Entrando en el Eterno Presente a través de la Respiración

En la medida que nos dedicamos a  la exploración de la respiración vamos paulatinamente descubriendo los tesoros que esconde. En Occidente hemos perdido la respiración natural, profunda y tranquila, de forma que antes de realizar ejercicios con la misma, Gurdjieff recomendaba recuperar la respiración espontánea, conectada con las leyes del organismo humano que tenemos al nacer.

Si la respiración se ha vuelto tan superficial y crispada es porque de pequeñas aprendemos que podemos dejar de sentir emociones desagradables si la bloqueamos.
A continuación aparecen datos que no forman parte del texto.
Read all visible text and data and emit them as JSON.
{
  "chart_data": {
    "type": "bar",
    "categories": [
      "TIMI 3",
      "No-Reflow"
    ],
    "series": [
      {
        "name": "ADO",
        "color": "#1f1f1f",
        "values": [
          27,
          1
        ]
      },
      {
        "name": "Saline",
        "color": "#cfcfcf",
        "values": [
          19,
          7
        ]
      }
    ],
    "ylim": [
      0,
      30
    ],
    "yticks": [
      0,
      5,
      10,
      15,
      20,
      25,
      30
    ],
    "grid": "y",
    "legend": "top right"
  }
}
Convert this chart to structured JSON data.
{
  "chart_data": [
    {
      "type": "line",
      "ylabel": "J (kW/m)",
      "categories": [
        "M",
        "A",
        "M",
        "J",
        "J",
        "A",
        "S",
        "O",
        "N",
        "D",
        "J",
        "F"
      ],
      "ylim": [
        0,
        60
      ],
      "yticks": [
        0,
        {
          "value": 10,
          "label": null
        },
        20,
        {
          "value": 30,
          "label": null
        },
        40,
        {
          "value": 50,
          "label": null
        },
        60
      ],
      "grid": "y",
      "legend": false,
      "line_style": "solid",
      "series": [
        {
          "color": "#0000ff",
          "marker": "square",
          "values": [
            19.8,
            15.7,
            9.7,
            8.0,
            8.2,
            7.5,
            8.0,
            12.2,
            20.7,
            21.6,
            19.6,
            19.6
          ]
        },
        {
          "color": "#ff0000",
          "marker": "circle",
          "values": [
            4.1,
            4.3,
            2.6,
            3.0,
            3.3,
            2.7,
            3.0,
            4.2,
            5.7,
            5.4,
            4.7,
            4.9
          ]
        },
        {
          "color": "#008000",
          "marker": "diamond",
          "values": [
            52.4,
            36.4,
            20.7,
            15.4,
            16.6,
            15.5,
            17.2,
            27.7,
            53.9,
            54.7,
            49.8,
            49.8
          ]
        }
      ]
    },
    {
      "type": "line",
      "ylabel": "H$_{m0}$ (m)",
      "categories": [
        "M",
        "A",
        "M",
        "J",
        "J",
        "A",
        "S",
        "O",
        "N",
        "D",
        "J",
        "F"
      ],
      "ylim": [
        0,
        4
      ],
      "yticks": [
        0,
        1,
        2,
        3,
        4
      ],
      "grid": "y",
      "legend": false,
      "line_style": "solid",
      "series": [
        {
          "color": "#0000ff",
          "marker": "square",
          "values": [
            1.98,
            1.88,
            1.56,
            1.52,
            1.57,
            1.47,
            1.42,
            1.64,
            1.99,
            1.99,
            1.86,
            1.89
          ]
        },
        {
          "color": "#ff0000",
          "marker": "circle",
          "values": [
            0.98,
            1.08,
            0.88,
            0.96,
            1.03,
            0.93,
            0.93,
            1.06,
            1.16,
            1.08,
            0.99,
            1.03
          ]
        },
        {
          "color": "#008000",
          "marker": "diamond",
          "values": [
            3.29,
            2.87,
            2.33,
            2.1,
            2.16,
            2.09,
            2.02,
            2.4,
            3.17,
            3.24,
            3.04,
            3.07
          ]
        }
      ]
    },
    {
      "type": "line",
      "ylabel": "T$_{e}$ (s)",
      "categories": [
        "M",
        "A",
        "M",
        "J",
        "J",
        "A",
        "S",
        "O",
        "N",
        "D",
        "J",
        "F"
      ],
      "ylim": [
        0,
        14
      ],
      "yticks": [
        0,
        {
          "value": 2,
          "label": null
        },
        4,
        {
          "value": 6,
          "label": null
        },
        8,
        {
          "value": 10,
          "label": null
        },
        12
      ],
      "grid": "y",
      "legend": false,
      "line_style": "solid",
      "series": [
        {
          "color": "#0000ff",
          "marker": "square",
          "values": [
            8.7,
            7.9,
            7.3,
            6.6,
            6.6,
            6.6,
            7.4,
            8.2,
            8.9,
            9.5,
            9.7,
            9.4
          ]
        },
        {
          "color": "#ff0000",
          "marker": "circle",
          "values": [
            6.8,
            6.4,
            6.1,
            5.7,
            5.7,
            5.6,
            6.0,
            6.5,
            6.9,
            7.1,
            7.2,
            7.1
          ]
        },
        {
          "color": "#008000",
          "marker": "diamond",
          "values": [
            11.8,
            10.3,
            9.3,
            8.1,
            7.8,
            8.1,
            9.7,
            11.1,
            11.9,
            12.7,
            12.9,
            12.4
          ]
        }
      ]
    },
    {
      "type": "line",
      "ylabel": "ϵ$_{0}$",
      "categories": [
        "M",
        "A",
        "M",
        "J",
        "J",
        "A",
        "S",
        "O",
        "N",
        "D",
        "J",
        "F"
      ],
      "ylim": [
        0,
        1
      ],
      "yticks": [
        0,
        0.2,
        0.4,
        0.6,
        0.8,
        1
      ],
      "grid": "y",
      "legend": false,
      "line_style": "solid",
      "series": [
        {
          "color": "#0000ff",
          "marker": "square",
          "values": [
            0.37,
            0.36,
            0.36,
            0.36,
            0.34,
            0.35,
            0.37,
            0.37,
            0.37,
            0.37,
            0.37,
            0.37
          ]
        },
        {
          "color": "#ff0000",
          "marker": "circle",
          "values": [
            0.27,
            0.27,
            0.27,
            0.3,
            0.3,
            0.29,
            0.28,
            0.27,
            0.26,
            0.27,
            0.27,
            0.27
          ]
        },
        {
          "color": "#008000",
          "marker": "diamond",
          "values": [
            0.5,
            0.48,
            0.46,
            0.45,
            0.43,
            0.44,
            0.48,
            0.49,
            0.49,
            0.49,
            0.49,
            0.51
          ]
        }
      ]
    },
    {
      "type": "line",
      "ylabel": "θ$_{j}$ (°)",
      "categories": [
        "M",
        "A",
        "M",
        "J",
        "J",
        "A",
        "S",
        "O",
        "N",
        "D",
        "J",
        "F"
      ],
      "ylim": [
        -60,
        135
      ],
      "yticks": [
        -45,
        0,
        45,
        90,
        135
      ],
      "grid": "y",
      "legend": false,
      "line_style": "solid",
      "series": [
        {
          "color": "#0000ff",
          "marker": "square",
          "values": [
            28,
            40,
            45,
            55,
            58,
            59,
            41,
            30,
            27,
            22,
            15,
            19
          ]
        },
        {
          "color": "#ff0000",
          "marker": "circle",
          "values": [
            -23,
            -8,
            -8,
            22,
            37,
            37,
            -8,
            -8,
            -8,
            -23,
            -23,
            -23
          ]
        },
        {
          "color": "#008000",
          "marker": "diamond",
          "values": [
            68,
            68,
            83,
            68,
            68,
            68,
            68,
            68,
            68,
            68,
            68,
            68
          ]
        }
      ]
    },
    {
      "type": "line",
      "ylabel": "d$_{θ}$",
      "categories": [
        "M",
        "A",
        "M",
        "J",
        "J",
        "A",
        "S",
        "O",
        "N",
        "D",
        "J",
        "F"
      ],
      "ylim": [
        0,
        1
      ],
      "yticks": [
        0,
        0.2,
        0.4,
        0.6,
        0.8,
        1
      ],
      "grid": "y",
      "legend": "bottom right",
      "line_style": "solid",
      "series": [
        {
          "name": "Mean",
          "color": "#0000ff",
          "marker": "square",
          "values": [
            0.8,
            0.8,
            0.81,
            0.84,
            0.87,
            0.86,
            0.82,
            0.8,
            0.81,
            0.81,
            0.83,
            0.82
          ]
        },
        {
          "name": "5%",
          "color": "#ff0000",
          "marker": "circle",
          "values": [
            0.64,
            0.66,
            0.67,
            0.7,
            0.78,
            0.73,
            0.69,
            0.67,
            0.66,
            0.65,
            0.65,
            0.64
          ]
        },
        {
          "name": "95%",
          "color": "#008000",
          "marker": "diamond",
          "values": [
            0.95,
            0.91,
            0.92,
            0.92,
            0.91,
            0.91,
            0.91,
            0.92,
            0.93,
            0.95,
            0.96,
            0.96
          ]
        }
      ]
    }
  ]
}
De esta forma, mientras nuestro miedo al dolor y al sufrimiento crecían hemos ido cambiando el flujo natural de la respiración, subiéndola hacia el pecho. El resultado es que ahora nuestra amnesia emocional, intelectual y somática no nos permite ver que vivimos en la superficie de nosotras mismas desconectadas de la esencia de las personas y de las cosas.

En este intensivo http://movimientos-gurdjieff.net/wp-content/uploads/2014/10/Intensivo-julio-17.pdf vamos a utilizar los Movimientos de Gurdjieff y otras herramientas para comenzar a invertir el proceso. Pasaremos de utilizar la respiración como medio de amortiguación a aprender a utilizarla como medio para cultivar el autoconocimiento, la observación, la presencia y la vigilancia.

En este sentido experimentaremos dos líneas de actuación y veremos las pautas y los beneficios que conlleva acercarnos a una tercera línea.

En primer lugar la respiración será nuestra guía en el proceso de expansión de nuestra conciencia, es el ancla que nos mantiene presentes y el puente que nos ayuda a colocarnos en el Observador. Esta vigilancia posibilita la percepción y el conocimiento de los movimientos interiores del cuerpo, de la mente y del corazón. Existe una íntima relación entre la respiración y los tres tipos de atención que desarrollamos a través de los Movimientos: atención intelectual, atención emocional y atención física.

La segunda consiste en cultivar la vulnerabilidad. Cuando una emoción desagradable se apodera de nosotras y no es el momento de expresarla, podemos desarrollar la habilidad de abrirnos a su energía, de sentirla completamente y conocerla mientras seguimos interactuando con la situación en la que estamos involucradas. De esta forma vamos atravesando el miedo a sentir y restableciendo el equilibrio del sistema nervioso.

Cuando nos abrimos a esta Presencia vigilante dejamos de juzgar nuestras emociones, pensamientos y deseos, aparece entonces una tercera línea de Trabajo que conlleva empezar a respirar todo aquello que hemos ido enterrando en el inconsciente con el propósito de vivirlo, experimentarlo, conocerlo y liberarlo.

El trabajo con la respiración, apasionante y lleno de posibilidades, esconde el significado de lo sagrado. Unifica cuerpo, mente y corazón irradiando sustancias sutiles que alimentan el alma, ayudan a mejorar nuestra salud y equilibran nuestras emociones, transformando el estrés y la negatividad en energía que podemos utilizar para nuestro bienestar o para nuestra transformación interior.